Database as a Service pricing across 11 tracked products: entry-tier median $0, top-tier median $0. Cheapest: Aiven. Most premium: Supabase. Updated April 2026.

Last updated: April 24, 2026

Market Median (11 products)

Database as a Service pricing varies across per-seat, per-usage, and enterprise-quoted tiers. Published list prices on vendor pricing pages form the basis of this benchmark; negotiated deals typically land 15-40% below list for teams over 20 seats.

Entry-tier median is $0, top-tier median $0. Negotiated enterprise deals typically land 15-40% below list.

Per-Product Pricing

Product Entry Median Top Unit
Aiven $0 $0 $0 month
Amazon DynamoDB $0 $0 $0 month
Amazon RDS $0 $0 $0 month
Cloud Firestore $0 $0 $0 month
CockroachDB $0 $0.18 $0.60 month
Crunchy Bridge $0 $0 $0 month
MongoDB Atlas $0 $0 $0 month
Neon $0 $0 $0 month
PlanetScale $0 $15 $50 month
Supabase $0 $25 $599 month
Turso $0 $25 $416 month

What this table shows

Low is the entry-tier price (often a free or starter plan).
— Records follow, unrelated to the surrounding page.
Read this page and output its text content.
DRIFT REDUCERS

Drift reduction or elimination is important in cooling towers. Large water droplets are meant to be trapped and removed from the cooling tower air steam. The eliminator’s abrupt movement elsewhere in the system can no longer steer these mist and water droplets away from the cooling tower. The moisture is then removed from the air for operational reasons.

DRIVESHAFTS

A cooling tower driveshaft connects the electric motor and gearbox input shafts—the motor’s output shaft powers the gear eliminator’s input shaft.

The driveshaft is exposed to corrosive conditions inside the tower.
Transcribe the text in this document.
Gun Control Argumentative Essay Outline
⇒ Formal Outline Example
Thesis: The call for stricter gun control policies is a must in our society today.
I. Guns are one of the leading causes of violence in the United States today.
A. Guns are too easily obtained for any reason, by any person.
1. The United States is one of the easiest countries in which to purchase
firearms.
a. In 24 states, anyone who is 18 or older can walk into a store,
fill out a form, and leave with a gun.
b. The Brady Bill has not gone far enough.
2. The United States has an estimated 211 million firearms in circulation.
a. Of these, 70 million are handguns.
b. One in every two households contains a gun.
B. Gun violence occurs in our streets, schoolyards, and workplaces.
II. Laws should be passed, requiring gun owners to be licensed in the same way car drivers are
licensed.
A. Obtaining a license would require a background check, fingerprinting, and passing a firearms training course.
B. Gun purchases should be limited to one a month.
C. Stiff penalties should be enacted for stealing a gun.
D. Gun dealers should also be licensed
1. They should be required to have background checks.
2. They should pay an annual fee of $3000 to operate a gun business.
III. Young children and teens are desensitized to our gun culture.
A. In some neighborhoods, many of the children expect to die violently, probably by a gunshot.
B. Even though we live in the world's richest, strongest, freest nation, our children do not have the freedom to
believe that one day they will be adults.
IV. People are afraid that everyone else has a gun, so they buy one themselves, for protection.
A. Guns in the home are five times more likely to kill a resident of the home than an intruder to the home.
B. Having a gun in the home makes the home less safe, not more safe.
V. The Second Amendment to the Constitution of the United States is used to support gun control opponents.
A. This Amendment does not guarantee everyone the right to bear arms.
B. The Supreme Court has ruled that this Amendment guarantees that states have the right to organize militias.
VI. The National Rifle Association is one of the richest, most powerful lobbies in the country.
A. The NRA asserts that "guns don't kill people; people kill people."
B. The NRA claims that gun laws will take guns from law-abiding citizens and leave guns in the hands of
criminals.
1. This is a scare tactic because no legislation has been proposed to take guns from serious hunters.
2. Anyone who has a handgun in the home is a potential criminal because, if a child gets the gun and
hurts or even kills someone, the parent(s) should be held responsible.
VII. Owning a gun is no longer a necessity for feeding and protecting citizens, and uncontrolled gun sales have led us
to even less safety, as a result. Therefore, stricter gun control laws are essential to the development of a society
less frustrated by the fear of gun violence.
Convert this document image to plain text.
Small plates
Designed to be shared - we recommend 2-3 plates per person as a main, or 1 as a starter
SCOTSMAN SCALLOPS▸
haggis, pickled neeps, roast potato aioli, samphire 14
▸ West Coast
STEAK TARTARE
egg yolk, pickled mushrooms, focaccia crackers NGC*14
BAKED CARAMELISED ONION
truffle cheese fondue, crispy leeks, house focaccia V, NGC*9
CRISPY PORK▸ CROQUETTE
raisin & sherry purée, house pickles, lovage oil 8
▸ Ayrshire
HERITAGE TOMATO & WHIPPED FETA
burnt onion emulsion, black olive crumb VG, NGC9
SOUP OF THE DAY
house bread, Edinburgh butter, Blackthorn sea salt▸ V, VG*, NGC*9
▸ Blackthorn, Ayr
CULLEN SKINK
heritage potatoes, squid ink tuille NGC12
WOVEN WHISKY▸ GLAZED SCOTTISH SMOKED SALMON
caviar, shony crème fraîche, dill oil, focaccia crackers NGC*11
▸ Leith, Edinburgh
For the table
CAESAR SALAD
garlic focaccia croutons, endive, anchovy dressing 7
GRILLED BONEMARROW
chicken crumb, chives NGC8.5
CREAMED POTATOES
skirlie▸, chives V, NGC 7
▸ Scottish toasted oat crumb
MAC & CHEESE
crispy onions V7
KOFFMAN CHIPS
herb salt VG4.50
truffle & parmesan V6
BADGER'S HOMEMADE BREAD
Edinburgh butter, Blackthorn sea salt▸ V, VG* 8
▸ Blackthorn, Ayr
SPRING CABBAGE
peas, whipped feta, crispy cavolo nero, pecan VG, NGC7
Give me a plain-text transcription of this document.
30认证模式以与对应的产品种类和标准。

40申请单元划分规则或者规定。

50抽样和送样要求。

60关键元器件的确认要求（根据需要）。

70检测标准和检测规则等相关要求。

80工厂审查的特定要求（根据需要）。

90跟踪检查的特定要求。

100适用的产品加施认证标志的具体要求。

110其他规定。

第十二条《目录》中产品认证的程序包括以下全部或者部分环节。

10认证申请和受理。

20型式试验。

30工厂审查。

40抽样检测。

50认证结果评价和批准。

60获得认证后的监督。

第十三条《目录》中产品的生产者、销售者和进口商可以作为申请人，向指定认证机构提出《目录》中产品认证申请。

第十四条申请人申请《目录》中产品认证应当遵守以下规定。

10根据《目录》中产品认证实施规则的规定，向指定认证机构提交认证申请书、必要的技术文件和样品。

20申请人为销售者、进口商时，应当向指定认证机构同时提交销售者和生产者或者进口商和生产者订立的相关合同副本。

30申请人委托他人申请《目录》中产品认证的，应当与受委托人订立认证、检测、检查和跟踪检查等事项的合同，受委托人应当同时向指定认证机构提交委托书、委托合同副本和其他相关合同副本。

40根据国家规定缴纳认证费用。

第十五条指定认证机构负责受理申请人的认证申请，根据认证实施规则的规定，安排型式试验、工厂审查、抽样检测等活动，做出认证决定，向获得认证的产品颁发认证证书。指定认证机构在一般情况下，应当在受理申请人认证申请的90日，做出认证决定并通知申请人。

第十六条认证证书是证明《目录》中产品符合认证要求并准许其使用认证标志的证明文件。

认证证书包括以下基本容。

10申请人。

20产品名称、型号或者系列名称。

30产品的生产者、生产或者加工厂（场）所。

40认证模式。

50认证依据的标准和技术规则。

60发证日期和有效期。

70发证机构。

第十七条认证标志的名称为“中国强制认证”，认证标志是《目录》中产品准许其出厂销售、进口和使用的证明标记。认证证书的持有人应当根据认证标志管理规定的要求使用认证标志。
Median is the middle price across published tiers. High is the top published tier — enterprise contracts with negotiated discounts usually land 15-40% below the published high.

Frequently Asked Questions

01 What do database as a service actually cost?

Across 11 tracked products, the entry-tier median is $0 and the top-tier median is $0. Individual products vary significantly — see the per-product table above.

02 Which database as a service is cheapest?

Aiven has the lowest entry-tier price in our tracked set.

03 Which database as a service is most premium?

Supabase has the highest top-tier list price among tracked products.

04 How accurate is this pricing data?

Prices are sourced from vendor pricing pages and automatically re-checked. Any tier marked 'custom' has no public list price; negotiated deals aren't shown here.